As exéquias fúnebres, porém, em que participaram milhares de pessoas de todos os clubes, de diferentes nacionalidades e com distintos credos, levaram a que alguns, sem noção do ridículo, tivessem invocado o facto de Portugal ser um Estado laico, questionando desta forma a participação de dignatários do Estado nas celebrações religiosas e, bem assim, a sua transmissão televisiva na televisão pública.

O espaço destinado a este texto de opinião é demasiado curto para poder denunciar os equívocos que enfermam o raciocínio de alguns, felizmente poucos e não especialmente representativos. Ainda assim, e porque os ecos dos vícios lógicos teimam em ultrapassar as fronteiras do mundo (pequenino) em que vivem algumas destas pessoas, importa deixar aqui umas breves palavras sobre o tema.

Antes de mais, importa esclarecer que a Lei Fundamental, ao contrário do que muitos pretendem fazer crer, não afirma Portugal como um Estado laico. O que a Constituição da República Portuguesa estabelece como princípio é a separação entre o Estado e as igrejas, o que, naturalmente, implica que o Estado e as diversas igrejas devam ser mantidos separados e independentes uns dos outros.

Aliás, deste princípio constitucional, próprio de um Estado de Direito democrático e comum a quase todos os que partilham deste pilar civilizacional, decorre outro não menos estruturante de comunidades como a nossa: o da liberdade religiosa.

Assim, se é certo que não pode ser imposta nenhuma religião a quem quer que seja, não é menos verdade que ninguém pode ser impedido de dar público testemunho da fé que o anima.

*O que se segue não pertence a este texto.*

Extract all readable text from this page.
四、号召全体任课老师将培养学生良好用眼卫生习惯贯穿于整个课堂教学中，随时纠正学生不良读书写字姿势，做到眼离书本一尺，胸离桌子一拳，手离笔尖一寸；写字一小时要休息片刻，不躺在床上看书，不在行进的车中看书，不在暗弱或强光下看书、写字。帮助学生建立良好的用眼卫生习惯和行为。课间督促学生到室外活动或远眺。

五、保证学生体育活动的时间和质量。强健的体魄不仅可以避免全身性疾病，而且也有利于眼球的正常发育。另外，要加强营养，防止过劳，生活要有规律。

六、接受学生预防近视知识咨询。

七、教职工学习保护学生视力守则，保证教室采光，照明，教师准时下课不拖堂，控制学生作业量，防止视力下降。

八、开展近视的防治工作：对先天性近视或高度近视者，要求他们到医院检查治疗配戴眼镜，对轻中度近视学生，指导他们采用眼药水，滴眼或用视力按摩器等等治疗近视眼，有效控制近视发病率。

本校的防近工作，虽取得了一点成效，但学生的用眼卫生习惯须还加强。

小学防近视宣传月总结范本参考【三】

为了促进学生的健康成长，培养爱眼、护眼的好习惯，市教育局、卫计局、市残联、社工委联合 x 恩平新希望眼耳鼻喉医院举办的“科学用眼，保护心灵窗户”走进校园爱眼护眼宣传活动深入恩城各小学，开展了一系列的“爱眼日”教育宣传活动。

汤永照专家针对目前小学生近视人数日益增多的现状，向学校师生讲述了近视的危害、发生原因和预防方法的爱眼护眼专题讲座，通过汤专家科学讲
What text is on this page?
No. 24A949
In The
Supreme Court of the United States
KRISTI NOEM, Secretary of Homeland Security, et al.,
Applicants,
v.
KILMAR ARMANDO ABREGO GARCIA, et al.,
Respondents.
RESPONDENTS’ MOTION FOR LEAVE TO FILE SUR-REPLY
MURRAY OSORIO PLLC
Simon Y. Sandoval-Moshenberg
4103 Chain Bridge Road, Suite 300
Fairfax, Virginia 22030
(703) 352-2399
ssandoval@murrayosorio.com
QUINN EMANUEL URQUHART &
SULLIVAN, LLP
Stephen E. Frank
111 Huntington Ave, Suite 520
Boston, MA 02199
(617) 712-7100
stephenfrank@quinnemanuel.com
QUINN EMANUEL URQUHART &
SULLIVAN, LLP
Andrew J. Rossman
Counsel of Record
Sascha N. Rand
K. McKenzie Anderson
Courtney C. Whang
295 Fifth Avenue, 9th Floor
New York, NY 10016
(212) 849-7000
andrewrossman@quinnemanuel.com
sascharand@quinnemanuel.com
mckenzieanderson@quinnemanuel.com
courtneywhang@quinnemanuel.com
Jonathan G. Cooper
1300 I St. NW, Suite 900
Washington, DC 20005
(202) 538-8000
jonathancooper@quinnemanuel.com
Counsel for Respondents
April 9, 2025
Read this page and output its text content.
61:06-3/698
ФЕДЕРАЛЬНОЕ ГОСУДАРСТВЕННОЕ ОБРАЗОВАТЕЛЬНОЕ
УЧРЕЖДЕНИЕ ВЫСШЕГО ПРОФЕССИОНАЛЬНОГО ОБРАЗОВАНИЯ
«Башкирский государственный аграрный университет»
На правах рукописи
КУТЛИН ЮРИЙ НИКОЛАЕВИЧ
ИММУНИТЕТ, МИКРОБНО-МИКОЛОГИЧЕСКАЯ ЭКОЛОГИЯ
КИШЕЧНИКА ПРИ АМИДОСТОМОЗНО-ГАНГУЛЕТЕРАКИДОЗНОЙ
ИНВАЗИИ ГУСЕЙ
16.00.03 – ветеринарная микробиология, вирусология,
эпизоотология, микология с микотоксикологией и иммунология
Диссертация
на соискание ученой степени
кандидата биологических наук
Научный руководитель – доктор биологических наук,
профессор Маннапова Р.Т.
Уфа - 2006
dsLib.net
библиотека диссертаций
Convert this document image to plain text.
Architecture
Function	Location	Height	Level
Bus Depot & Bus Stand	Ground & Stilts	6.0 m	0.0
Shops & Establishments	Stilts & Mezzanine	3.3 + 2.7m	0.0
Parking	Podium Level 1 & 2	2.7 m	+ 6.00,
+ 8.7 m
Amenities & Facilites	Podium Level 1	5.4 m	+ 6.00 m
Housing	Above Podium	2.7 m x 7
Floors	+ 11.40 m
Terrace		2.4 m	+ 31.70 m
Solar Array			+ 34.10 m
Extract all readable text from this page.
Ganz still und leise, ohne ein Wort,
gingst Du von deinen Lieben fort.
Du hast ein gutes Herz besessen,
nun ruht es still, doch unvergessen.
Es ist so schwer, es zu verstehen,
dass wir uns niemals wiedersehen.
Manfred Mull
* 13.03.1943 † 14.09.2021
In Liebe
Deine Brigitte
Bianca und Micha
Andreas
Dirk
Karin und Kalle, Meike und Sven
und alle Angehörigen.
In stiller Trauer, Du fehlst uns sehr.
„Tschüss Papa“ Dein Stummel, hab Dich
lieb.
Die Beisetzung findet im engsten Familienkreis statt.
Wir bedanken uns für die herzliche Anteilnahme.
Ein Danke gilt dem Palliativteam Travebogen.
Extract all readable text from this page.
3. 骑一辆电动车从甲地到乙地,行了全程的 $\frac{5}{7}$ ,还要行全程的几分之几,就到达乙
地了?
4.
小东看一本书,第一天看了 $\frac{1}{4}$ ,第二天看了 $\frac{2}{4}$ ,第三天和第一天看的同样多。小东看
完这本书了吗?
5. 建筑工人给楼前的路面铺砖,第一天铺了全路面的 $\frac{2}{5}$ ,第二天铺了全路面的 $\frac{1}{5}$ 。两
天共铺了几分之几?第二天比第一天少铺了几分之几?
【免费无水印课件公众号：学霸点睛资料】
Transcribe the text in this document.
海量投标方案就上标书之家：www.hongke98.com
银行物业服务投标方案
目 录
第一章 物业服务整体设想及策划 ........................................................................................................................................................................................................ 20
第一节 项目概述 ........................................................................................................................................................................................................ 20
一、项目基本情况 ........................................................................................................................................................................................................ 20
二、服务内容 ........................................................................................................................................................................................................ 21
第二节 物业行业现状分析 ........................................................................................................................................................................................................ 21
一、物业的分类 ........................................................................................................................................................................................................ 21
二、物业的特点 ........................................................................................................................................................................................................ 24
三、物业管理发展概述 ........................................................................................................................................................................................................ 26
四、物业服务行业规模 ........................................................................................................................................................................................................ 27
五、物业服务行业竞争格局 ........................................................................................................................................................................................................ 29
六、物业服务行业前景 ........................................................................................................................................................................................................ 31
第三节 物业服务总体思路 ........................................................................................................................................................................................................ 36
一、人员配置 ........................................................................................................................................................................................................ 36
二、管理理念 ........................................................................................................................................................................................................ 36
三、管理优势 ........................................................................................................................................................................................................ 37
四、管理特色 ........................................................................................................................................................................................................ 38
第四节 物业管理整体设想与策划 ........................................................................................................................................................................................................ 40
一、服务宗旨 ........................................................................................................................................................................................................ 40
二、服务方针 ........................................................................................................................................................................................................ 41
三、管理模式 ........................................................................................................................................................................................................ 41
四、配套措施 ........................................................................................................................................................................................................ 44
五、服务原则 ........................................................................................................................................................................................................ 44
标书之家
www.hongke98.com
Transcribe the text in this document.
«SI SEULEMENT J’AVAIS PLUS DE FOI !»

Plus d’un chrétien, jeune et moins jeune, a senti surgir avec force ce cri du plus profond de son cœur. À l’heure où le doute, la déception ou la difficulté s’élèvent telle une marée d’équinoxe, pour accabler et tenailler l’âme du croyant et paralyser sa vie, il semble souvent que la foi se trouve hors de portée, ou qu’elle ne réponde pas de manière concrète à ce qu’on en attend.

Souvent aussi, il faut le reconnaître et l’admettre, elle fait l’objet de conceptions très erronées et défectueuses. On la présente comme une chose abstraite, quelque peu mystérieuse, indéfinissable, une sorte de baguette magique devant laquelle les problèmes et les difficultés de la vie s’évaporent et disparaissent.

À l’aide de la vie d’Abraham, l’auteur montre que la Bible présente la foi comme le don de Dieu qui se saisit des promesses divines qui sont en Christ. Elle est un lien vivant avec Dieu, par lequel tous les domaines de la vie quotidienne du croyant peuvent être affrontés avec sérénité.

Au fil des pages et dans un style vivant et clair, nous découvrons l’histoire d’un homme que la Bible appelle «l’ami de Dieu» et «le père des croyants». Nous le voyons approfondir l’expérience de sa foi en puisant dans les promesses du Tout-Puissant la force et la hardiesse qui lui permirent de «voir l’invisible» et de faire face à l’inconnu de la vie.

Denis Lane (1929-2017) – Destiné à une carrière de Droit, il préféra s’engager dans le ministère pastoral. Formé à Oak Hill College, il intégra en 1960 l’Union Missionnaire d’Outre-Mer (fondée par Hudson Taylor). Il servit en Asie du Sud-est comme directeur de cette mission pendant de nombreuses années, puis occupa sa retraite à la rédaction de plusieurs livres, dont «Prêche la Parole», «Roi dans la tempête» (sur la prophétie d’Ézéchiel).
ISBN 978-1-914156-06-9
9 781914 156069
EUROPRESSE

Parece-me, pois, evidente que não assiste qualquer razão a quem, invocando a separação entre o Estado e as igrejas, pretende impedir a presença de dignatários do Estado em celebrações religiosas, por si não promovidas, e, bem assim, a relevância dada pelos órgãos de comunicação social, nomeadamente públicos, a tais celebrações. Por outro lado, convém não esquecer que Portugal é (ainda) um país maioritariamente religioso - de acordo com o censos de 2011, 88% dos portugueses afirmam-se crentes, 81% católicos -, o que significa que uma maioria muito significativa da população recorre aos Sacramentos, nomeadamente e no que aqui nos importa, ao funeral religioso no momento em que parte deste mundo.

Ignorando os motivos que movem todos aqueles que, de forma cada vez mais persistente e ruidosa, insistem em aproveitar momentos em que a nação se reúne para prestar homenagem aos seus maiores para exibir a sua própria cegueira, fica a sugestão de que, abstendo-se de colocar em causa o exercício da liberdade religiosa de quem com eles não concorda, se limitem a desligar a televisão.

Termino, como comecei, lembrando Eusébio. Como um querido amigo escreveu no dia da sua morte, "Portugal não fica mais pobre. Não fica mais coisa nenhuma. Fica menos. Menos Portugal".